How about they got richer off the ultra-low interest that they borrowed on to create huge cash piles for their buybacks? How about they got richer by seizing the natural rise in inflation to bury increased profits by inflating more than they actually needed to while consumers were accepting that prices were just going to go up? And how about how magnificently many of them profited under the huge stimulus/rescue programs created by Trump and the ReTrumplican party in 2020 to save us all from the lockdowns they mandated in order to save us all from the Covid that our government likely helped create? And how about how a handful of them profited immensely off Covid vaccine research money from the government and covid vaccine production and administration money in a risk-free business realm guaranteed to them by that same congress? How about how many of those stimulus programs paid for by your grandchildren were continued by Biden, and how about how Biden doubled down on that by creating new Build-Back-Better programs that are paid for by your grandchildren or future grandchildren to create jobs we didn’t even need, given “the economy’s continuing strength.”

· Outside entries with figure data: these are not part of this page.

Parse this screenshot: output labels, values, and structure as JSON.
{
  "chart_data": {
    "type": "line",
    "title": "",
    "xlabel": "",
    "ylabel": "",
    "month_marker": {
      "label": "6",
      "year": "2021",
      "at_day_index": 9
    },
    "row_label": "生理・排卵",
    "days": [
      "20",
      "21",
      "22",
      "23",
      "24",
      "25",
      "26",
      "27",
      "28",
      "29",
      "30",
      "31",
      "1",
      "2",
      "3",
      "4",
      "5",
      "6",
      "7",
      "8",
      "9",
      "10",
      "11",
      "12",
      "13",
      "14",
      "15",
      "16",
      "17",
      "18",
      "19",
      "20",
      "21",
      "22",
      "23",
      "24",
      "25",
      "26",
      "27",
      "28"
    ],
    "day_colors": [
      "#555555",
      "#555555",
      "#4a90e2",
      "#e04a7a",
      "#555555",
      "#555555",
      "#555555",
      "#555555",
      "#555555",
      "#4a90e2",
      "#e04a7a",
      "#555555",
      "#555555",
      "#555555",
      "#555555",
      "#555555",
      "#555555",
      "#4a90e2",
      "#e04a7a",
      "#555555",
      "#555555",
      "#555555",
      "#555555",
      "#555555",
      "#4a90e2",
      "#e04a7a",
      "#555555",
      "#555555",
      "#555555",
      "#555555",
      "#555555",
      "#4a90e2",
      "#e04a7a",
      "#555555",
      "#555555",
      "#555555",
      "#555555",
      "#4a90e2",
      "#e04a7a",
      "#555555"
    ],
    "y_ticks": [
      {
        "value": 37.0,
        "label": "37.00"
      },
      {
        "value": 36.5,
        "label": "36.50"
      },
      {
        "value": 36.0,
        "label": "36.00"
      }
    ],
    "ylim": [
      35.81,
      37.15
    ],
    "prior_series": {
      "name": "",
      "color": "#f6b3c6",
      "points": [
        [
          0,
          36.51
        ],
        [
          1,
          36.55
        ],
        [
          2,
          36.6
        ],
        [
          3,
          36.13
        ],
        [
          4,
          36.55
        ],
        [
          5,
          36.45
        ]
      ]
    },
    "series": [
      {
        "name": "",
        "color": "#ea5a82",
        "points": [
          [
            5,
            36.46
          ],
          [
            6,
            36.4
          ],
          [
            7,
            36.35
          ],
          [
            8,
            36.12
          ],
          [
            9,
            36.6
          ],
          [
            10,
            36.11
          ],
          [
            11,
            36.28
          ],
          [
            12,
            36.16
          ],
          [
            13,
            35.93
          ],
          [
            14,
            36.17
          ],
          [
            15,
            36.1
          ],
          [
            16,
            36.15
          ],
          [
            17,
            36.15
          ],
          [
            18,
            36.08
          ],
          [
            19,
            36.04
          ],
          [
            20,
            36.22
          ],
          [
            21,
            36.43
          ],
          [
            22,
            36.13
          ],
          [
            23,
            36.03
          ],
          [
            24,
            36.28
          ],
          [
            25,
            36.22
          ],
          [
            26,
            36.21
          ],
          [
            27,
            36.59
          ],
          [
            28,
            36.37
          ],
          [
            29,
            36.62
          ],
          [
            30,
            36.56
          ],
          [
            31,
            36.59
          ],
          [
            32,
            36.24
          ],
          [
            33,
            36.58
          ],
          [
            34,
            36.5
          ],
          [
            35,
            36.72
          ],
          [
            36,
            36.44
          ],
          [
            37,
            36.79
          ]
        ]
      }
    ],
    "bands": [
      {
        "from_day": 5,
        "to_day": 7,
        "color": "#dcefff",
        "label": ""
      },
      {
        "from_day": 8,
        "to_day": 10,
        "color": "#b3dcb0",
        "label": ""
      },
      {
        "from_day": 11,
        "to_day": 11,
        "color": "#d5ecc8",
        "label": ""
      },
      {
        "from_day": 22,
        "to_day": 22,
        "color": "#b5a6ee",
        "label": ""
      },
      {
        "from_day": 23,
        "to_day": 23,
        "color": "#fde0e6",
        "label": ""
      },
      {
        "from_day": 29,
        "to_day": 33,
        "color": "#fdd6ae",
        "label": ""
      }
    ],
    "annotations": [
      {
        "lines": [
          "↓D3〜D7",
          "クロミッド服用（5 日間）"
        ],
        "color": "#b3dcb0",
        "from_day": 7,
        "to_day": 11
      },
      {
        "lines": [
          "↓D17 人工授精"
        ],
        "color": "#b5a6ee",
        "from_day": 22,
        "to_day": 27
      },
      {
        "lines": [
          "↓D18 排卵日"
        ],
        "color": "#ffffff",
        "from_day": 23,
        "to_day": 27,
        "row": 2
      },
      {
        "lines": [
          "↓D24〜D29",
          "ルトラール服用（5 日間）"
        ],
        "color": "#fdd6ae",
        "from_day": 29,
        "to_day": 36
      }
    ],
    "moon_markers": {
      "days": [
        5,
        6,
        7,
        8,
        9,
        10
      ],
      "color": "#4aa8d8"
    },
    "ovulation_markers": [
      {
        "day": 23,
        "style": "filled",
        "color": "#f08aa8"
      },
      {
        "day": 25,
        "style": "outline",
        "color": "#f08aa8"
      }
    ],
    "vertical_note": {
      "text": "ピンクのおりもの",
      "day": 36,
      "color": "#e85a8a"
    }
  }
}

This is all madness and lies that doesn’t add up with itself because the whole system is being deeply exploited and mined and milked with heaps of debt that those of us alive today won’t ever be paying off … and most of it not going to average Joe. It’s going to Sleepy Joe’s and Troubled Trump’s rich friends. That is why Trump told his friends at Mar-a-Lago a few years back, “I just did something that will make you all very, very happy.” (After getting his massive corporate tax cuts passed without any requirement that they don’t get spent on stock buybacks.)
So, is it any wonder stocks go up even when the Fed holds tight for nearly a year and promises to keep holding tight for most of the rest of this year? Those with money to gamble want to buy in before those cash stockpiles start turning into buybacks.
You can support your favorite party if you want, but either party is equally guilty of making sure the rich get richer far faster than you do (if you’re in the average person camp), and that you pay for it with high inflation and high interest on your own debts. Now, however, they have gone so far that the government is struggling to balance the debt.
Even then, Yammerin’ Yellen says today …
U.S. debt load is in ‘reasonable place’ if it remains at this level.
And no one in the mainstream media yells back at Yellen, “And just how on earth is it going to ‘remain at this level’ with all of your boss’s Build-Back-Better deficits continuing to roll in at around $3-trillion a year?”
That would seem to be a reasonable question to me.
“If the debt is stabilized relative to the size of the economy, we’re in a reasonable place,” she told CNBC’s Andrew Ross Sorkin during a “Squawk Box” live interview.
That is two massive “ifs.” What if the debt is not stabilized at all … as has been the case throughout Biden’s term … and Trump’s term … and Obama’s term … and …
And what if the size of the economy shrinks, rather than grows with the debt, as is likely now that even fake GDP is trundling downward.
Then what kind of problem blows up inside of your “reasonable place.”
There is nothing reasonable about any part of this massive mess they are all building.